Este breve olhar sobre a trilogia da violência primordial, especialmente tratando-se de escritoras afrodescendentes, talvez permita alguns apontamentos. Primeiramente, vale lembrar Michel Maffesoli (1987, p. 22) que analisa o termo violência como significado de dissidência. Discenso esse que revela a utilização estética da violência não como mero recurso e sim pelo potencial de criação e resposta à opressão de gênero e etnia – adaptando-se a ideia de Maffesoli ao caso dessas narrativas.

Mesmo levando em conta as limitações do texto de Maria Firmina dos Reis, ele seria o passo inicial – não origem no sentido estrito – mas um aceno de possibilidade ao que fora realizado por Conceição Evaristo e, mais recentemente, por Ana Maria Gonçalves. As personae-viagem Ponciá e Kehinde realizam a tarefa de lembrar aos leitores que a violência “se trata de uma estrutura constante do fenômeno humano” (Maffesoli: 1987, p. 13). Mais além, complementam-se na “pedra” que afeta diretamente a trajetória do “pássaro” do esquecimento.

A personagem criada por Gonçalves, contudo, parece provocar uma tensão ao que Patterson (1982) denominou “morte social” e que foi por mim (CRUZ, 2002) utilizado como conceito para análise de dois romances de Lima Barreto (Clara dos Anjos e Recordações do escrivão Isaías Caminha). Kehinde representaria assim uma nova possibilidade de leitura da alteridade do “Atlântico Negro”: uma personagem-narradora do século XIX com uma versatilidade narrativa de uma Sherazade criada no século XXI, pois tece uma rede que abarca um oceano de histórias. Se a consciência, no entender de Du Bois (1994) é “dupla”, tal duplicidade se expande e se multiplica de possibilidades ao sabor da voz de Kehinde.

 

 Referências

CRUZ, Adélcio de Sousa. Lima Barreto: a identidade étnica como dilema. Dissertação de Mestrado. Belo Horizonte, Faculdade de Letras/UFMG, 2002.

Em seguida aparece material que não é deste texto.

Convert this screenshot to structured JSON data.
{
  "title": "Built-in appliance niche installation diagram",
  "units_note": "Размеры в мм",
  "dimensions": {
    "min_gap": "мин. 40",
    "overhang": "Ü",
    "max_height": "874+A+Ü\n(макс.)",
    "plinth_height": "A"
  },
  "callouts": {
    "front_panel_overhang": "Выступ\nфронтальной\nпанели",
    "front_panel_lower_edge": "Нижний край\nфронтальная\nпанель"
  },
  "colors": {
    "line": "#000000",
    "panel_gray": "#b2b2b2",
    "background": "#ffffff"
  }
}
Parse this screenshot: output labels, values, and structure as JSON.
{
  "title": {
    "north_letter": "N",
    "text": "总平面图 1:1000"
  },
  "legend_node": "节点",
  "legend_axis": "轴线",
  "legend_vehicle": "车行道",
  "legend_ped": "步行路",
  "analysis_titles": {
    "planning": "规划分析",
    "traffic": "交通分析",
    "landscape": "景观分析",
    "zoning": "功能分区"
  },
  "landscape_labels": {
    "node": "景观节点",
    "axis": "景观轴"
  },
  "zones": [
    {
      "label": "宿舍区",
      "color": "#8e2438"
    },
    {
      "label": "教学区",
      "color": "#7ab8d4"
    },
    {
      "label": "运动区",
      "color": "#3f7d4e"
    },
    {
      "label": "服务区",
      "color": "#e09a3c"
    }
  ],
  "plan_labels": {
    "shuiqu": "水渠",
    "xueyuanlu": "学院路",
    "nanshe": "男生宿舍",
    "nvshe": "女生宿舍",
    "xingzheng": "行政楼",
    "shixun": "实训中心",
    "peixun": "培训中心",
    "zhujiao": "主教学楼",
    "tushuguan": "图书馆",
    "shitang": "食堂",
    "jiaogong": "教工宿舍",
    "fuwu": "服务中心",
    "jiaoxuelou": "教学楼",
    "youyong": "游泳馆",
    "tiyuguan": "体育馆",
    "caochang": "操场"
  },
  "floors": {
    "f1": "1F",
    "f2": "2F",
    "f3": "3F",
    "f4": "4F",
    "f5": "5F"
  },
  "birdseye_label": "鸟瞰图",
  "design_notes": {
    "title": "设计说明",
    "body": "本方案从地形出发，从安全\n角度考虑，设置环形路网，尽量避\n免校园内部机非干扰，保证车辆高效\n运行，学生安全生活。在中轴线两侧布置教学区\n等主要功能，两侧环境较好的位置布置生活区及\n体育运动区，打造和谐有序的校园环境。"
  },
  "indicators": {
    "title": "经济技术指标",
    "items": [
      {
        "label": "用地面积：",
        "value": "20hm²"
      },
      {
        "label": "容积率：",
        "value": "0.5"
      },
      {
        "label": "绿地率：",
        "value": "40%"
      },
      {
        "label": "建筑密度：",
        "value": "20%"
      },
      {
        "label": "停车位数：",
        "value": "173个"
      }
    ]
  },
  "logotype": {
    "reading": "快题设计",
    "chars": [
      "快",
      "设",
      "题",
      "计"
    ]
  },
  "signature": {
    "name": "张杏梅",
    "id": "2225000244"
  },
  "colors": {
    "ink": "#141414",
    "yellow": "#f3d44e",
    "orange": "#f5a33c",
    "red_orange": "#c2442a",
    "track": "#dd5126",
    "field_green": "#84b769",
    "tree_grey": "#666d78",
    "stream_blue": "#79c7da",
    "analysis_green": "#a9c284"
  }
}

DU BOIS, W. E. B. (William Edward Burghardt). The souls of black folk. 1903 unabridged text – Dover Publications: New York, 1994.

EVARISTO, Conceição. Ponciá Vicêncio. Belo Horizonte: Mazza, 2003.

FERRÉZ. Manual prático do ódio. Rio de Janeiro: Objetiva, 2003.

FOUCAULT, Michel. Os intelectuais e o poder: conversa entre Michel Foucault e Gilles Deleuze. In Microfísica do poder. 20 ed. Rio de Janeiro : Edições Graal, 1979.

GILROY, Paul. The Black Atlantic: modernity and double consciousness. Cambridge, Mass.: Harvard University Press, 1993.

GONÇALVES, Ana Maria. Um defeito de cor. Rio de Janeiro: Record, 2006.

HOLANDA, Sérgio Buarque de. O homem cordial. In: Raízes do Brasil. 26 ed. – São Paulo: Companhia das Letras, 1994. p. 139-151.

LINS, Paulo. Cidade de Deus. São Paulo: Companhia das Letras, 1997.

MAFFESOLI, Michel. Dinâmica da violência. São Paulo: Editora Revista dos Tribunais; Edições Vértice, 1987.

PATTERSON, Orlando. Slavery and social death: a comparative study. Harvard University Press; Cambridge, Massachusetts and London, 1982.

POLAR, Cornejo. O condor voa. Belo Horizonte: Editora UFMG, 2002.

REIS, Maria Firmina dos. Úrsula. 4 ed. Org. e posfácio de Eduardo de Assis Duarte. Florianópolis: Mulheres; Belo Horizonte: PUC Minas, 2004.

 

1 “Serendipidade então passou a ser usada para descrever aquela situação em que descobrimos ou encontramos alguma coisa enquanto estávamos procurando outra, mas para a qual já tínhamos de estar, digamos, preparados.” (Gonçalves: 2006, p. 9)

2 As micro narrativas que compõem o livro de Ana Maria Gonçalves somam um total de 334 (trezentos e trinta e quatro) fragmentos. O volume delas salienta o caráter memorialístico que trabalha a partir de uma seleção de acontecimentos considerados capitais pela personagem-narradora.